Beachcombing Destination: Campobello Island
Campobello Island, a Canadian island located in the Bay of Fundy off the coast of New Brunswick, is only about 15 square miles in size. But that didn’t stop Stephanie Anthony, a Campobello native and an avid beachcomber and sea glass collector for over 20 years, from organizing and hosting in 2019 the Campobello Sea Glass Festival for over a dozen vendors. Along with Angela Smart, owner of the Campobello Island Gift House, the festival welcomed over 250 sea glass lovers looking for crafts, jewelry, clothing, and more.
As Stephanie puts it, “Campobello Island is a wonderful beachcombing destination (there really is a beach around every corner) and we felt that it would be a great event to have at the end of our busy Summer season.”

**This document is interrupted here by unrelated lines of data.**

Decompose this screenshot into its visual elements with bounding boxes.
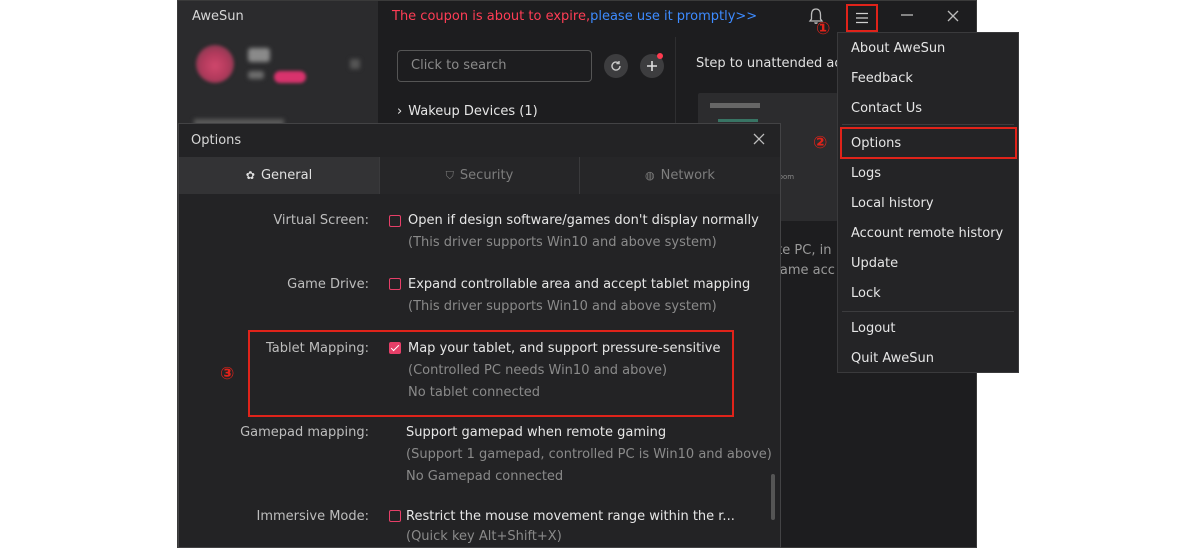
game-drive-checkbox[interactable]: [389, 278, 401, 290]
wakeup-devices-label: Wakeup Devices (1): [408, 104, 538, 119]
tablet-mapping-status: No tablet connected: [408, 385, 541, 400]
step-2-marker: ②: [813, 133, 828, 153]
menu-item-update[interactable]: Update: [851, 256, 898, 271]
general-settings-content[interactable]: Virtual Screen: Open if design software/…: [179, 194, 780, 548]
globe-icon: ◍: [645, 169, 655, 182]
menu-item-logout[interactable]: Logout: [851, 321, 896, 336]
main-menu-dropdown: About AweSun Feedback Contact Us Options…: [837, 32, 1019, 373]
game-drive-label: Game Drive:: [287, 277, 369, 292]
close-icon[interactable]: [749, 130, 769, 150]
refresh-icon[interactable]: [604, 54, 628, 78]
notification-dot: [657, 53, 663, 59]
app-title: AweSun: [192, 9, 244, 24]
close-icon[interactable]: [942, 7, 964, 29]
chevron-right-icon: ›: [397, 104, 403, 119]
menu-item-quit[interactable]: Quit AweSun: [851, 351, 934, 366]
gamepad-mapping-status: No Gamepad connected: [406, 469, 564, 484]
blurred-username: [248, 48, 270, 62]
search-input[interactable]: Click to search: [397, 50, 592, 82]
menu-item-feedback[interactable]: Feedback: [851, 71, 913, 86]
blurred-membership-badge: [274, 71, 306, 83]
coupon-banner[interactable]: The coupon is about to expire,please use…: [392, 9, 757, 24]
tab-network[interactable]: ◍ Network: [580, 157, 780, 194]
options-tabs: ✿ General ⛉ Security ◍ Network: [179, 157, 780, 194]
scrollbar-thumb[interactable]: [771, 474, 775, 520]
game-drive-note: (This driver supports Win10 and above sy…: [408, 299, 717, 314]
immersive-mode-note: (Quick key Alt+Shift+X): [406, 529, 562, 544]
immersive-mode-label: Immersive Mode:: [256, 509, 369, 524]
coupon-warning-text: The coupon is about to expire,: [392, 9, 591, 24]
menu-item-logs[interactable]: Logs: [851, 166, 881, 181]
menu-item-account-remote-history[interactable]: Account remote history: [851, 226, 1003, 241]
wakeup-devices-group[interactable]: › Wakeup Devices (1): [397, 104, 538, 119]
options-dialog: Options ✿ General ⛉ Security ◍ Network V…: [178, 123, 781, 548]
immersive-mode-checkbox[interactable]: [389, 510, 401, 522]
avatar[interactable]: [196, 45, 234, 83]
game-drive-text: Expand controllable area and accept tabl…: [408, 277, 751, 292]
tablet-mapping-text: Map your tablet, and support pressure-se…: [408, 341, 721, 356]
menu-item-lock[interactable]: Lock: [851, 286, 881, 301]
coupon-link[interactable]: please use it promptly>>: [590, 9, 757, 24]
gamepad-mapping-note: (Support 1 gamepad, controlled PC is Win…: [406, 447, 772, 462]
virtual-screen-label: Virtual Screen:: [273, 213, 369, 228]
minimize-icon[interactable]: [896, 7, 918, 29]
menu-item-contact-us[interactable]: Contact Us: [851, 101, 922, 116]
tab-security[interactable]: ⛉ Security: [380, 157, 580, 194]
tab-general[interactable]: ✿ General: [179, 157, 380, 194]
immersive-mode-text: Restrict the mouse movement range within…: [406, 509, 735, 524]
menu-item-about[interactable]: About AweSun: [851, 41, 945, 56]
hamburger-menu-button[interactable]: [846, 4, 878, 32]
menu-separator: [842, 311, 1014, 312]
tab-general-label: General: [260, 168, 313, 183]
virtual-screen-note: (This driver supports Win10 and above sy…: [408, 235, 717, 250]
gamepad-mapping-label: Gamepad mapping:: [240, 425, 369, 440]
menu-item-options[interactable]: Options: [851, 136, 901, 151]
blurred-user-info: [248, 71, 264, 79]
tab-network-label: Network: [660, 168, 715, 183]
step-1-marker: ①: [816, 19, 831, 39]
tablet-mapping-checkbox[interactable]: [389, 342, 401, 354]
virtual-screen-text: Open if design software/games don't disp…: [408, 213, 759, 228]
tablet-mapping-note: (Controlled PC needs Win10 and above): [408, 363, 668, 378]
menu-separator: [842, 124, 1014, 125]
tab-security-label: Security: [459, 168, 514, 183]
gear-icon: ✿: [245, 169, 255, 182]
menu-item-local-history[interactable]: Local history: [851, 196, 934, 211]
gamepad-mapping-text: Support gamepad when remote gaming: [406, 425, 667, 440]
unattended-step-title: Step to unattended acc: [696, 56, 846, 71]
dialog-title: Options: [191, 133, 242, 148]
shield-icon: ⛉: [445, 168, 454, 182]
chevron-right-icon[interactable]: [350, 59, 360, 69]
virtual-screen-checkbox[interactable]: [389, 215, 401, 227]
tablet-mapping-label: Tablet Mapping:: [265, 341, 369, 356]
step-3-marker: ③: [220, 364, 235, 384]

Featured on the Canadian TV show “Still Standing” about small towns and the people who choose to live there, Campobello Island is home to two villages, Welshpool and Wilson’s Beach, and has a population of around 870 people. According to Stephanie, the beaches are quite varied: some have dark gray sand, some are rocky,and some have smooth pebbles. Some of them are easy walk-up beaches while others require climbing cliffs and/or ladders.
The 2019 festival included beachcombing on two separate beaches, one easy and one difficult, to accommodate everyone’s needs and expectations. Beachcombers on Campobello Island can find shells, sand dollars, driftwood, stones, and of course, sea glass, which comes from dump sites and shipwrecks along the Maine and New Brunswick coasts. Beachcombing is not a popular pastime with the locals, but Stephanie recommends the ferry landing and any Maine-facing beach as a good place to start your search.
Beaches are not the only attractions on the island, however. Campobello was the summer home of President Franklin Roosevelt, and his International Park is a meticulously kept must-see. The natural areas connected to the park offer trails and views aplenty. The Provincial Park at Herring Cove contains a fantastic campground and a 9-hole golf course, and the Campobello Library and Museum built in 1898 is perfect for rainy day explorations. And the two lighthouses on the island are both worth visiting.
There are a few restaurants with superb ocean views (although no bars), but according to Stephanie, “locals can usually be found with a takeout box in hand, watching the water and the whales right from the wharf.”
Stephanie started the Campobello Sea Glass Festival in the hopes that more people will discover the charms of the small island just like she did. The friendships made at a sea glass festival are what make all the planning worth it for her, and she can’t wait to do it all again.
Campbello Island is celebrating Sea Glass September and visitors are welcome to come enjoy the island beaches and events hosted throughout the month.
This article appeared in the Beachcombing Magazine May/June 2020 issue.